In a story posted to the university’s website on Thursday, UO confirmed that Mullens would be joining 10 other vice presidents in taking a 10 percent pay cut for the next six months. School president Michael H. Schill also announced he would reduce his salary 12 percent for the same term.

“Simply put, we are all going to have to make sacrifices,” Schill said at a virtual town hall for faculty. “I am working hard with other administrators to try to preserve as many jobs and benefits as we can as we face uncertain economic times.”

Mullens is coming off a stint on the College Football Playoff Selection Committee and served as its chairman the past two years as the face of the weekly rankings.

The Ducks top boss is in the middle of a contract that runs through 2025 according to The Oregonian. Mullens is set to make $717,500 this year though it’s not known if he will no longer get his six-figure retention bonus due at the end of June. Given the state of finances at colleges across the country, we’re betting that likely gets deferred.

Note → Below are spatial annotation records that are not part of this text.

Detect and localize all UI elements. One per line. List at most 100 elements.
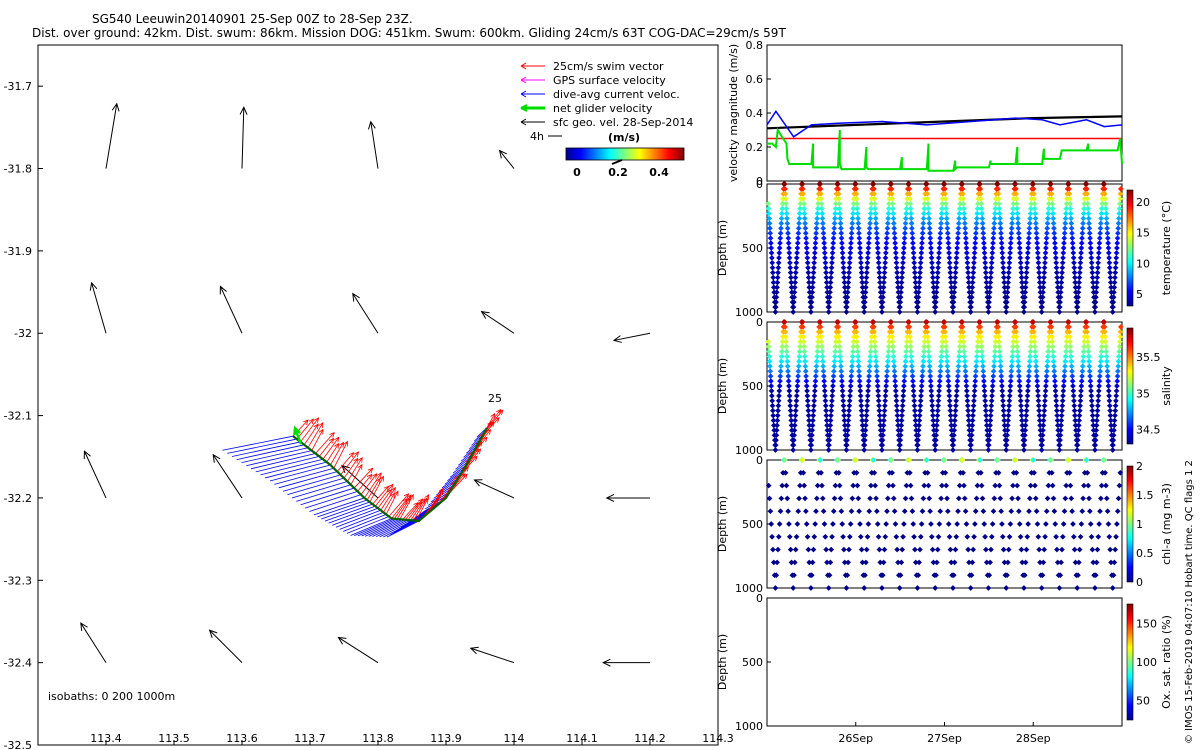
profile-sample (890, 210, 897, 217)
profile-sample (1099, 333, 1106, 340)
profile-sample (882, 250, 889, 256)
profile-sample (999, 521, 1005, 527)
profile-sample (982, 397, 989, 404)
profile-sample (937, 230, 944, 237)
profile-sample (866, 368, 873, 375)
profile-sample (912, 417, 919, 424)
profile-sample (908, 220, 915, 227)
profile-sample (979, 348, 985, 355)
profile-sample (1054, 417, 1061, 424)
profile-sample (909, 230, 916, 237)
profile-sample (858, 397, 864, 404)
profile-sample (854, 348, 861, 355)
profile-sample (799, 181, 806, 187)
profile-sample (819, 205, 825, 212)
profile-sample (904, 333, 910, 340)
profile-sample (1093, 432, 1099, 439)
profile-sample (934, 279, 940, 286)
profile-sample (859, 412, 865, 419)
geo-velocity-arrow (473, 479, 515, 499)
profile-sample (1105, 240, 1111, 246)
swim-vector (340, 451, 360, 476)
profile-sample (1015, 368, 1022, 375)
profile-sample (805, 274, 812, 281)
profile-sample (1009, 358, 1015, 365)
profile-sample (1115, 225, 1122, 232)
profile-sample (767, 230, 774, 237)
profile-sample (1058, 412, 1065, 419)
profile-sample (1115, 363, 1122, 370)
profile-sample (963, 240, 969, 246)
dive-avg-current-line (766, 109, 1123, 138)
profile-sample (985, 442, 992, 448)
profile-sample (889, 200, 896, 207)
profile-sample (856, 368, 862, 375)
profile-sample (959, 319, 966, 325)
profile-sample (775, 259, 782, 266)
profile-sample (844, 437, 850, 443)
profile-sample (937, 225, 944, 232)
track-label-25: 25 (488, 392, 502, 405)
profile-sample (774, 412, 781, 419)
profile-sample (768, 521, 775, 527)
profile-sample (802, 363, 809, 370)
profile-sample (1086, 220, 1092, 227)
profile-sample (1036, 279, 1043, 286)
profile-sample (1000, 402, 1007, 409)
profile-sample (784, 215, 790, 222)
profile-sample (1012, 319, 1019, 325)
profile-sample (941, 319, 948, 325)
profile-sample (813, 368, 819, 375)
profile-sample (854, 200, 860, 207)
profile-sample (961, 482, 967, 489)
profile-sample (978, 469, 984, 476)
profile-sample (942, 333, 949, 340)
profile-sample (1062, 363, 1068, 370)
profile-sample (824, 284, 830, 291)
profile-sample (1061, 240, 1067, 246)
profile-sample (979, 210, 985, 217)
profile-sample (1075, 437, 1081, 443)
profile-sample (1084, 195, 1091, 202)
profile-sample (1032, 495, 1039, 502)
profile-sample (917, 402, 924, 409)
profile-sample (879, 309, 885, 315)
profile-sample (999, 250, 1006, 256)
profile-sample (1004, 299, 1010, 305)
profile-sample (886, 195, 893, 202)
profile-sample (885, 353, 891, 360)
profile-sample (1027, 343, 1034, 350)
profile-sample (810, 274, 817, 281)
profile-sample (993, 333, 999, 340)
profile-sample (1045, 482, 1052, 489)
profile-sample (1096, 240, 1103, 246)
colorbar-units: (m/s) (608, 131, 640, 144)
colorbar-gradient (565, 147, 685, 161)
profile-sample (894, 269, 900, 276)
profile-sample (882, 397, 889, 404)
profile-sample (770, 546, 776, 553)
profile-sample (1102, 338, 1109, 345)
profile-sample (837, 220, 844, 227)
profile-sample (820, 508, 827, 515)
profile-sample (779, 200, 786, 207)
profile-sample (898, 417, 905, 424)
profile-sample (1035, 255, 1041, 261)
profile-sample (956, 482, 963, 489)
profile-sample (1025, 378, 1032, 384)
profile-sample (769, 397, 776, 404)
profile-sample (853, 195, 860, 202)
profile-sample (803, 508, 809, 515)
profile-sample (1095, 402, 1101, 409)
profile-sample (832, 215, 838, 222)
profile-sample (890, 482, 896, 489)
profile-sample (873, 368, 880, 375)
profile-sample (1033, 220, 1039, 227)
profile-sample (957, 338, 963, 345)
profile-sample (835, 181, 841, 187)
profile-sample (1021, 304, 1028, 310)
profile-sample (928, 383, 934, 389)
profile-sample (1015, 225, 1022, 232)
profile-sample (919, 373, 926, 379)
profile-sample (977, 191, 984, 197)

The pay cut for Mullens and others at Oregon is scheduled to last six months but the school noted that it’s possible they will continue through the end of the 2021 school year.

The move to slash salary is not limited to Eugene. Already we’ve seen Wyoming’s AD do the same and even larger across the board cuts be made at Iowa State.

Given the revenue shortfalls we’ve seen this spring and the potential for the COVID-19 to impact the football calendar, it seems likely these are just the first of many such announcements coming from schools across the country.